Most Reciprocal Wills for couples with children include a clause to deal with a common disaster situation. The clause contains a variation of the following wording: “All of my property to my spouse, if he/she survives me by at least 30 days. Otherwise, all to the children.” The use of 30 days as the timeframe is arbitrary. However, the period should be less than six months to avoid loss of the tax-free status of the property transfer to the surviving spouse.
After the death of one of the spouses or civil partners, the surviving party is free to change his/her will if he/she chooses to do so.
A Joint Will is a single Will that two people prepare together where each one leaves all their assets and property to the other. After one person dies, the surviving person cannot change the Will. If the surviving person creates a new, separate Will, the specifics from the Joint Will may still be upheld by a court of law.

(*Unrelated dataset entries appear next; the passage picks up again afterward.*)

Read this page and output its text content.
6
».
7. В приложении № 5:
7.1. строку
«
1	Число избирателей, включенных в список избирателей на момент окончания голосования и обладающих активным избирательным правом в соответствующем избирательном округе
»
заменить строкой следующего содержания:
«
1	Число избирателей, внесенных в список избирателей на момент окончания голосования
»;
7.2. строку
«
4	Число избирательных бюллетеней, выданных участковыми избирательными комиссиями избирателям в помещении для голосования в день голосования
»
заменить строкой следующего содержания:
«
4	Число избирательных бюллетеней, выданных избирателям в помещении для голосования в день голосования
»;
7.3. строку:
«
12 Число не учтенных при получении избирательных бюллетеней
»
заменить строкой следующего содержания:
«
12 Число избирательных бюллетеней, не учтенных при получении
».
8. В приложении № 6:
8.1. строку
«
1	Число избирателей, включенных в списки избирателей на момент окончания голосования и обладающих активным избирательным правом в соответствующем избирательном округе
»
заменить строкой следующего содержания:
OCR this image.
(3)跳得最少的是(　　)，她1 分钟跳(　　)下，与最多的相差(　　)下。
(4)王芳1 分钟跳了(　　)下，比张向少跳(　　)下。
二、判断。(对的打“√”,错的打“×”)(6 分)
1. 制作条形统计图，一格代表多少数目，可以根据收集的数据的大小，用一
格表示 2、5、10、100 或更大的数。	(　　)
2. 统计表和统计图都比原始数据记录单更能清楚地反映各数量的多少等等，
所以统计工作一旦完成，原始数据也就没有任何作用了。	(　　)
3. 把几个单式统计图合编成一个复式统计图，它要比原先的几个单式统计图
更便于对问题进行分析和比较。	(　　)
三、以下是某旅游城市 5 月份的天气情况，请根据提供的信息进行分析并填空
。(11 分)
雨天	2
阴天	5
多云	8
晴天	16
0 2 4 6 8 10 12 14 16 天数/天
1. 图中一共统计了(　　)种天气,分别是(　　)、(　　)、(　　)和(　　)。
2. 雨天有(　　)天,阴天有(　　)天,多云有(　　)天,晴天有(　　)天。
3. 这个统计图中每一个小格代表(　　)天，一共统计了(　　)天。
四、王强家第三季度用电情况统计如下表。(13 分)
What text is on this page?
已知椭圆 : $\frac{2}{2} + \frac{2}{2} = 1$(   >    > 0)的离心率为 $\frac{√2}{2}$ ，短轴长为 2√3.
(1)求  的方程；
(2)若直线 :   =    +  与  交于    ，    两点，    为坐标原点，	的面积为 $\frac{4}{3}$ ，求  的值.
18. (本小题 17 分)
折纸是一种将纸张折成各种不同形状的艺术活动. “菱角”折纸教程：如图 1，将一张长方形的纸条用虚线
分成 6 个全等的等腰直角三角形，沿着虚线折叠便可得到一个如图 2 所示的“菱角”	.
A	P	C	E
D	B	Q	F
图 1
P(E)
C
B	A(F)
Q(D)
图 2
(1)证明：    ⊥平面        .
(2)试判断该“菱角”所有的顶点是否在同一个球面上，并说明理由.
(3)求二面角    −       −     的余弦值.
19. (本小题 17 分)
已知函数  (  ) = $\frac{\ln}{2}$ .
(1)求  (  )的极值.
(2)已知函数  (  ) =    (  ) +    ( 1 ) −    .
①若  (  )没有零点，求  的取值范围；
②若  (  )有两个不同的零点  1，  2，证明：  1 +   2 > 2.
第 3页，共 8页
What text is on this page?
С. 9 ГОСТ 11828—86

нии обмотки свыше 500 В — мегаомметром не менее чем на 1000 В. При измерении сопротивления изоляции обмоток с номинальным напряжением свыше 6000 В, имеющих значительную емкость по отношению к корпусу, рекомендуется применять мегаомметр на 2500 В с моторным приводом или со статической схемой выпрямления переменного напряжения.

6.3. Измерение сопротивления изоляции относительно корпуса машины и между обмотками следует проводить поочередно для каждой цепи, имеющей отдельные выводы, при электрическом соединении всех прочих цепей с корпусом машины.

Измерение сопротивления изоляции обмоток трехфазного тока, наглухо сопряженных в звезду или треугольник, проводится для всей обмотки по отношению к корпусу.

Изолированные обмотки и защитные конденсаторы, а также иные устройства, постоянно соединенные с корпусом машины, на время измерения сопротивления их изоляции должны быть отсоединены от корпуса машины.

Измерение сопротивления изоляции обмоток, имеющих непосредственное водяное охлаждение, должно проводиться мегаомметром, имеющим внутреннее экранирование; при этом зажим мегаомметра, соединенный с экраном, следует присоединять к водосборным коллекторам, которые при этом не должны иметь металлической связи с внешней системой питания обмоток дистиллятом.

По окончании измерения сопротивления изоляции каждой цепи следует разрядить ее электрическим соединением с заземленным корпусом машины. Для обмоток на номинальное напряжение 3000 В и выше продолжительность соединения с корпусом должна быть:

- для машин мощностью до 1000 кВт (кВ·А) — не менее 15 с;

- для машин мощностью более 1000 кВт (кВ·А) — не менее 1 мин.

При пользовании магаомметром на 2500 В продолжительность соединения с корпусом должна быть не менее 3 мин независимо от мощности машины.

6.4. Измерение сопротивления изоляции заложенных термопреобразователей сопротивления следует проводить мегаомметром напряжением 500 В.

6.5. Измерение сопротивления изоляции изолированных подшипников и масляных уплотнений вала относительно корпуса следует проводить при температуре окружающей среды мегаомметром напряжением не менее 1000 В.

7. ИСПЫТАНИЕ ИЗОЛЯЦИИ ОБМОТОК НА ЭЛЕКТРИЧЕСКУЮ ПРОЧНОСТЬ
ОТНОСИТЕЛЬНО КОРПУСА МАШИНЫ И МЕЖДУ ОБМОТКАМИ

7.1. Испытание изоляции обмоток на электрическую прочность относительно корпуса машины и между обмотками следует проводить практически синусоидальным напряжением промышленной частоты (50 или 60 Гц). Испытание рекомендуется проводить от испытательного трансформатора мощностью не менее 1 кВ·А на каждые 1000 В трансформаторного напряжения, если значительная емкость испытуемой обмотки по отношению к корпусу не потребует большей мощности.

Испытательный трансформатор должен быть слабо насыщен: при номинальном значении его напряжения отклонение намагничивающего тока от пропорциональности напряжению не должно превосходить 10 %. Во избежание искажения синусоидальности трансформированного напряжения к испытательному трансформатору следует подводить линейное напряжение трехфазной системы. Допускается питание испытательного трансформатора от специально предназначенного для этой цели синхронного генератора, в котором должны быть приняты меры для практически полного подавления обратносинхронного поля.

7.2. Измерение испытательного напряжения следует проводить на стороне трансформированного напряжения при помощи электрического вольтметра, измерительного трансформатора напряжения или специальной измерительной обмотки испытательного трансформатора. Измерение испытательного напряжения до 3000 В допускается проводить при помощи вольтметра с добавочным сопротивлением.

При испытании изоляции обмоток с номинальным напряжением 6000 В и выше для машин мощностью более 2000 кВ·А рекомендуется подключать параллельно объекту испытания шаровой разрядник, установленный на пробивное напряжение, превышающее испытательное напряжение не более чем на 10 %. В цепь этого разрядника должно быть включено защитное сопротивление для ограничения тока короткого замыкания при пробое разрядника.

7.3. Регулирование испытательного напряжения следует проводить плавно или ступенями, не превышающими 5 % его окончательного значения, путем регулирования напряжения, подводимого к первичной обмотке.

Some Joint Wills include a stipulation for how the assets will be distributed after the second person dies.
Couples can encounter several issues and difficulties when choosing to draft a Joint Will, rather than separate wills. For example: if one spouse decides they want to make a change to the Will, they will not be able to do so without the consent of the other spouse; if one spouse solely owns an asset and wants to leave it to someone other than their mutual children, this can be problematic as well. Many attorneys discourage the use of these types of Wills.
Mutual Wills are two identical but separate wills, prepared by two people who name each other as their Beneficiary should one die before the other, and mutually agree upon other Beneficiaries after both of their deaths.
These types of Wills have a legal effect beyond that of so-called conventional Wills. Both wills contain an agreement that neither Testator will make any changes to their Will after the death of the other. Therefore, the surviving Mutual Testator is bound by the original arrangement and cannot change his/her Will.
People choose these types of Wills sometimes to create some protections. For example, if a wife has children from a previous marriage, she may want to ensure that parts of the estate are left to her children after the death of both Mutual Testators. Without the mutually binding nature of Mutual Wills, there would be nothing to stop her husband from changing his Will after her death and leaving her children out of the new Will.
No matter which type of will needs to be created, it also needs to be monitored and updated. At Franks & Roeder we make the entire process easy and are available to make updates to your will as needed. Your will needs to be updated when common life-changing events take place:
You should consider updating your will after any of the following events:
- You get married or enter into a close relationship.
- You get divorced.
- You have or adopt a child.
- You buy or sell a valuable item, like a piece of property.
- You change your mind about who you want to manage your estate or receive your assets.
If you wish to update your will, you can either add an amendment to your will or make a new will entirely. An amendment to your will, called a “codicil,” must be signed and dated in the presence of witnesses.
Since many people must go through this process just to add a postscript to their will, it sometimes makes more sense just to create a new will. That way, codicils will not end up contradicting material in the original draft of your will.